Stephen Fulham | The University of North Carolina at Chapel Hill, USA
I realised it’d been a while since I last wrote one of these just before Spring Break, but couldn’t find the time to type one during travelling, and then in the fortnight since I’ve got back I’ve had a lot of deadlines. In short: I’ve been really busy in the past few months.
I mentioned the academic differences between UNC and Manchester in my previous blog. Since then, the workload has increased and it sort of feels like the same amount of work (in terms of quantity) as sixth form because every single class session requires readings and there are weekly written assignments for each class that I take. I’ve had a couple of midterms so far, which are generally worth one-fifth of each module’s overall grade. One of them was similar to Manchester’s essay based exams (one hour per essay) but was delayed by the snow so was turned into a take-home. Actually, I’ve had quite a few days of classes cancelled because of the snow (or threat thereof), which has been quite nice. Professors seem to have a lot of freedom in how they structure assessment, and another class’ midterm featured a lot of fill-in-the-blanks as well as shorter questions. Also new to me as an Arts student back home, was an assessed group debate which I did yesterday.
I’ve been playing rugby quite a lot since I got here, with at least three training sessions a week and usually a game against another university on a Saturday. This has enabled me to travel to other places in North Carolina which I otherwise probably wouldn’t have ever visited. We went on a tour down to South Carolina including Charleston, which was a really beautiful city. This past weekend we had alumni weekend where old players at UNC come back, socialise, and play a match against the current team – this was a lot of fun!
The day before Spring Break, Duke played UNC. For those of you who aren’t familiar with basketball (I wasn’t hugely before I got here), this is a really big deal.

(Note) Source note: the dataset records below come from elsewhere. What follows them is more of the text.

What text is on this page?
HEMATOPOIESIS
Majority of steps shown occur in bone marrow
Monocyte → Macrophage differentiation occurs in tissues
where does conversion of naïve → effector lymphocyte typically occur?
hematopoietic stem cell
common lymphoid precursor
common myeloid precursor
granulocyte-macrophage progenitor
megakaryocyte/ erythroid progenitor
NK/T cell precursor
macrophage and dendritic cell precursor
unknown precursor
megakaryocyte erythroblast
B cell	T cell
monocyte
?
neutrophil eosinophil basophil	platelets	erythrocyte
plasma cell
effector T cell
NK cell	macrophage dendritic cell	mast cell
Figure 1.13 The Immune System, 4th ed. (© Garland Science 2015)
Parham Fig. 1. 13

The two universities are just a few miles apart, and both are well known both academically and for basketball and so are huge rivals. Seeing as America is the country with the highest standard of basketball in the entire world, and one of the few countries where it’s followed at large, as well as the fact that rivalries in the NBA don’t really match college basketball for intensity, this means that this is one of the biggest basketball games in the entire world. Just the previous day I had visited the UNC Basketball Museum, seeing more about the great history this university has in the sport: Michael Jordan made his name here, UNC have won five national championships in their history, and boast one of the best records in college basketball. I managed to get hold of a ticket after a week of desperately trying, and even though we lost, it was still a fantastic experience and great to be part of an amazing crowd at the Dean Dome.
Over Spring Break I went back down to South Carolina, staying at a friend’s house down in Myrtle Beach for a few days. We found an amazing seafood restaurant where I had the best crab cake I’ve ever eaten. In the middle of the week we then drove back to North Carolina, stopping off at my friend’s farm. I got to shoot guns, including a Clint Eastwood style .357, which was very cool.
We then got the bus overnight up to New York City, changing in Washington, D.C., arriving around 6:30am. I didn’t really sleep much on the way there, so got to see a little of Richmond (Virginia), Baltimore (Maryland), and Jersey City (New Jersey) before we arrived. Our check-in time at our Airbnb was 2pm, so we walked around for ages. Seeing Times Square, the Empire State Building (which was actually two blocks/streets away from where we stayed, and of which we had a great view) and Central Park was kind of surreal. I also managed to find a phenomenal pastrami sandwich (hardly difficult in New York), which was by far the best breakfast I’ve ever had. Being in the early morning rush of the world’s most famous city was a sharp contrast from the quite rural part of America where we’d been just hours before. That night we visited Korea Town and went down to Chinatown on the subway. The latter seemed bigger than Fallowfield and really made Manchester’s and London’s seem tiny!
The next day we explored New York’s shopping areas, walking down Broadway, around Mercer Street, and along 5th Avenue (which I think might be named after the club on Princess Street). I spent what felt like a significant portion of my student loan – oops! – and we were all exhausted. The ACC Tournament was on while we were in NYC so we streamed the UNC games on a laptop in our room, seeing us beat both Louisville and UVa – go Heels! The next day we checked out of our room, and walked around New York for the rest of the day, eating at a posh hotel on Union Square; walking round the financial district and Wall Street; and seeing the Statue of Liberty from Battery Park, before getting a slightly questionable bus back to North Carolina, arriving back on Sunday.